O veredito é o que encerra o caso.
O julgamento é a petição de miséria da inteligência, é o que encerra o pensamento.
Spinoza proclamava: compreender, não julgar.
Artaud (como Van Gogh, um “suicidado da sociedade”) declarou “guerra aos órgãos” para fazer um “corpo sem órgãos”, para acabar com o juízo de deus
“É que o juízo implica uma verdadeira organização dos corpos, através da qual ele age: os órgãos são juízes e julgados, e o juízo de deus é precisamente o poder de organizar ao infinito. Donde a relação do juízo com os órgãos dos sentidos. Inteiramente outro é o corpo do sistema físico; ele se subtrai tanto mais ao juízo quanto não é um ‘organismo’, estando privado dessa organização dos órgãos pela qual se julga e se é julgado. (…) Artaud apresenta esse ‘corpo sem órgãos’ que Deus nos roubou para introduzir o corpo organizado sem o qual o juízo não se poderia exercer. O corpo sem órgãos é um corpo afetivo, intensivo, anarquista, que só comporta pólos, zonas, limiares e gradientes. Uma poderosa vitalidade não-orgânica o atravessa.” (Deleuze, 1997; p.148)


… e compreender o corpo que não agüenta mais

O que é o corpo?
O corpo é aquele que não agüenta mais.
“Somos como personagens de Beckett, para os quais já é difícil andar de bicicleta, depois, difícil de andar, depois, difícil de simplesmente se arrastar, e depois ainda, de permancer sentado… Mesmo nas situações cada vez mais elementares, que exigem cada vez menos esforço, o corpo não aguenta mais. Tudo se passa como se ele não pudesse mais agir, não pudesse mais responder… o corpo é aquele que não aguenta mais.” (Lapoujade, 2002; p. 82 e ss)
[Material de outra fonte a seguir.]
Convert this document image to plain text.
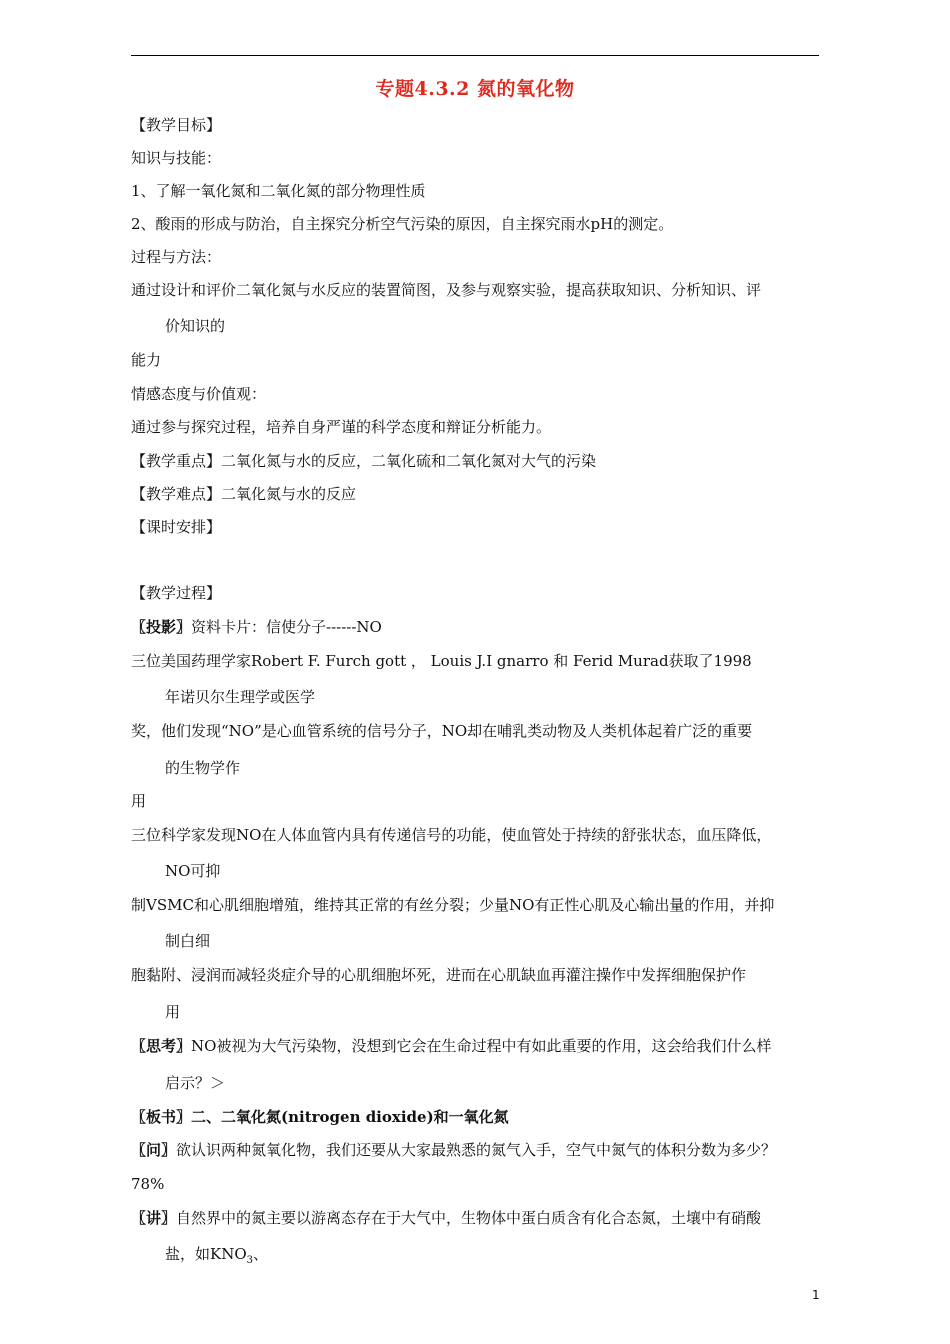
专题4.3.2 氮的氧化物
【教学目标】
知识与技能：
1、了解一氧化氮和二氧化氮的部分物理性质
2、酸雨的形成与防治，自主探究分析空气污染的原因，自主探究雨水pH的测定。
过程与方法：
通过设计和评价二氧化氮与水反应的装置简图，及参与观察实验，提高获取知识、分析知识、评
价知识的
能力
情感态度与价值观：
通过参与探究过程，培养自身严谨的科学态度和辩证分析能力。
【教学重点】二氧化氮与水的反应，二氧化硫和二氧化氮对大气的污染
【教学难点】二氧化氮与水的反应
【课时安排】
【教学过程】
〖投影〗资料卡片：信使分子------NO
三位美国药理学家Robert F. Furch gott ， Louis J.I gnarro 和 Ferid Murad获取了1998
年诺贝尔生理学或医学
奖，他们发现“NO”是心血管系统的信号分子，NO却在哺乳类动物及人类机体起着广泛的重要
的生物学作
用
三位科学家发现NO在人体血管内具有传递信号的功能，使血管处于持续的舒张状态，血压降低，
NO可抑
制VSMC和心肌细胞增殖，维持其正常的有丝分裂；少量NO有正性心肌及心输出量的作用，并抑
制白细
胞黏附、浸润而减轻炎症介导的心肌细胞坏死，进而在心肌缺血再灌注操作中发挥细胞保护作
用
〖思考〗NO被视为大气污染物，没想到它会在生命过程中有如此重要的作用，这会给我们什么样
启示？＞
〖板书〗二、二氧化氮(nitrogen dioxide)和一氧化氮
〖问〗欲认识两种氮氧化物，我们还要从大家最熟悉的氮气入手，空气中氮气的体积分数为多少？
78%
〖讲〗自然界中的氮主要以游离态存在于大气中，生物体中蛋白质含有化合态氮，土壤中有硝酸
盐，如$KNO_3$、
1
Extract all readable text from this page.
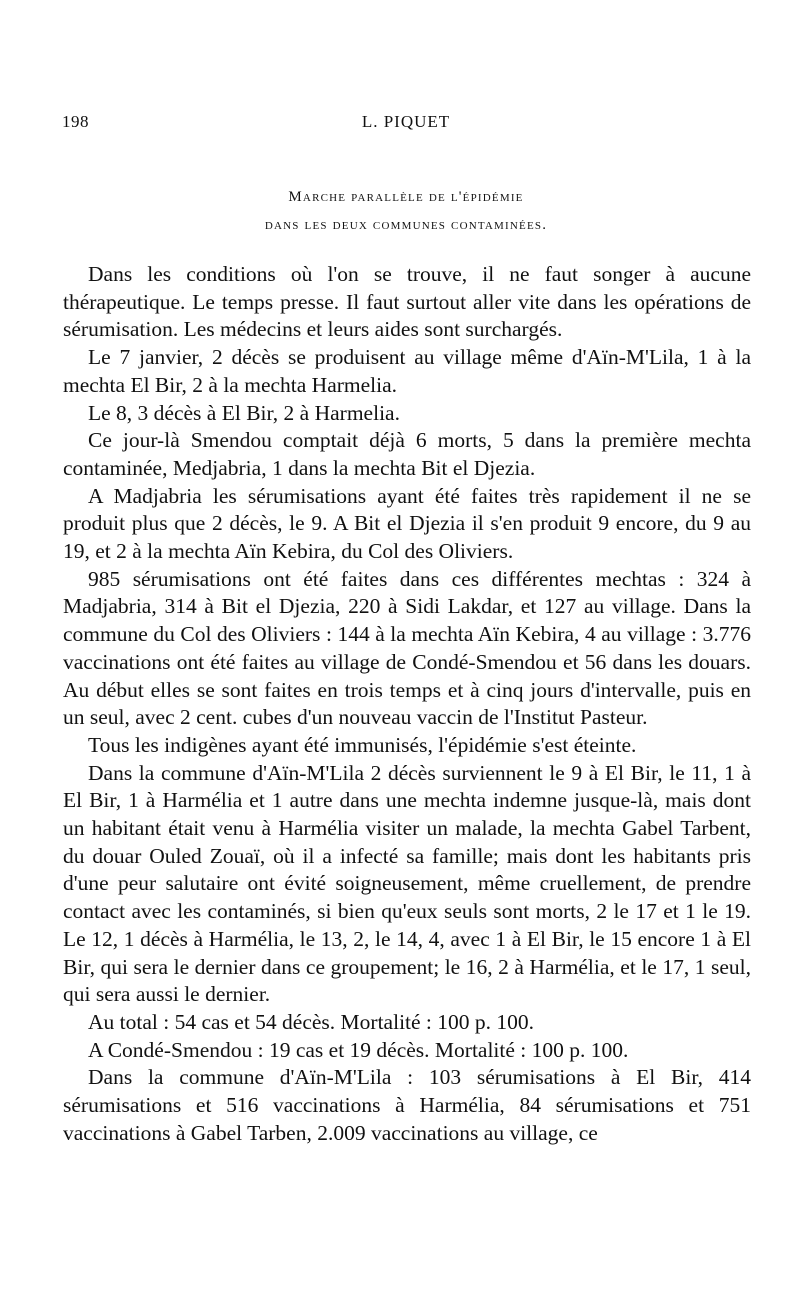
198	L. PIQUET
Marche parallèle de l'épidémie
dans les deux communes contaminées.

Dans les conditions où l'on se trouve, il ne faut songer à aucune thérapeutique. Le temps presse. Il faut surtout aller vite dans les opérations de sérumisation. Les médecins et leurs aides sont surchargés.

Le 7 janvier, 2 décès se produisent au village même d'Aïn-M'Lila, 1 à la mechta El Bir, 2 à la mechta Harmelia.

Le 8, 3 décès à El Bir, 2 à Harmelia.

Ce jour-là Smendou comptait déjà 6 morts, 5 dans la première mechta contaminée, Medjabria, 1 dans la mechta Bit el Djezia.

A Madjabria les sérumisations ayant été faites très rapidement il ne se produit plus que 2 décès, le 9. A Bit el Djezia il s'en produit 9 encore, du 9 au 19, et 2 à la mechta Aïn Kebira, du Col des Oliviers.

985 sérumisations ont été faites dans ces différentes mechtas : 324 à Madjabria, 314 à Bit el Djezia, 220 à Sidi Lakdar, et 127 au village. Dans la commune du Col des Oliviers : 144 à la mechta Aïn Kebira, 4 au village : 3.776 vaccinations ont été faites au village de Condé-Smendou et 56 dans les douars. Au début elles se sont faites en trois temps et à cinq jours d'intervalle, puis en un seul, avec 2 cent. cubes d'un nouveau vaccin de l'Institut Pasteur.

Tous les indigènes ayant été immunisés, l'épidémie s'est éteinte.

Dans la commune d'Aïn-M'Lila 2 décès surviennent le 9 à El Bir, le 11, 1 à El Bir, 1 à Harmélia et 1 autre dans une mechta indemne jusque-là, mais dont un habitant était venu à Harmélia visiter un malade, la mechta Gabel Tarbent, du douar Ouled Zouaï, où il a infecté sa famille; mais dont les habitants pris d'une peur salutaire ont évité soigneusement, même cruellement, de prendre contact avec les contaminés, si bien qu'eux seuls sont morts, 2 le 17 et 1 le 19. Le 12, 1 décès à Harmélia, le 13, 2, le 14, 4, avec 1 à El Bir, le 15 encore 1 à El Bir, qui sera le dernier dans ce groupement; le 16, 2 à Harmélia, et le 17, 1 seul, qui sera aussi le dernier.

Au total : 54 cas et 54 décès. Mortalité : 100 p. 100.

A Condé-Smendou : 19 cas et 19 décès. Mortalité : 100 p. 100.

Dans la commune d'Aïn-M'Lila : 103 sérumisations à El Bir, 414 sérumisations et 516 vaccinations à Harmélia, 84 sérumisations et 751 vaccinations à Gabel Tarben, 2.009 vaccinations au village, ce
E o que é que o corpo não agüenta mais?
“Ele não aguenta mais tudo aquilo que o coage, por fora e por dentro. A coação exterior do corpo desde tempos imemoriais foi descrita por Nietzsche em páginas admiráveis de Para a genealogia da moral, é o 'civilizatório' adestramento progressivo do animal-homem, a ferro e fogo, que resultou na forma-homem que conhecemos. Na esteira de Nietzsche, Foucault descreveu a modelagem do corpo moderno, sua docilização por meio das tecnologias disciplinares, que desde a revolução industrial otimizaram as forças do homem — e temos disso alguns ecos em Kafka também. Pois bem, o corpo não aguenta mais precisamente o adestramento e a disciplina. Com isto, ele também não aguenta mais o sistema de martírio e narcose que o cristianismo primeiro, e a medicina em seguida, elaboraram para lidar com a dor, um na sequência e no rastro do outro: culpabilização e patologização do sofrimento, insensibilização e negação do corpo.” (Pelbart, 2003; p. 45)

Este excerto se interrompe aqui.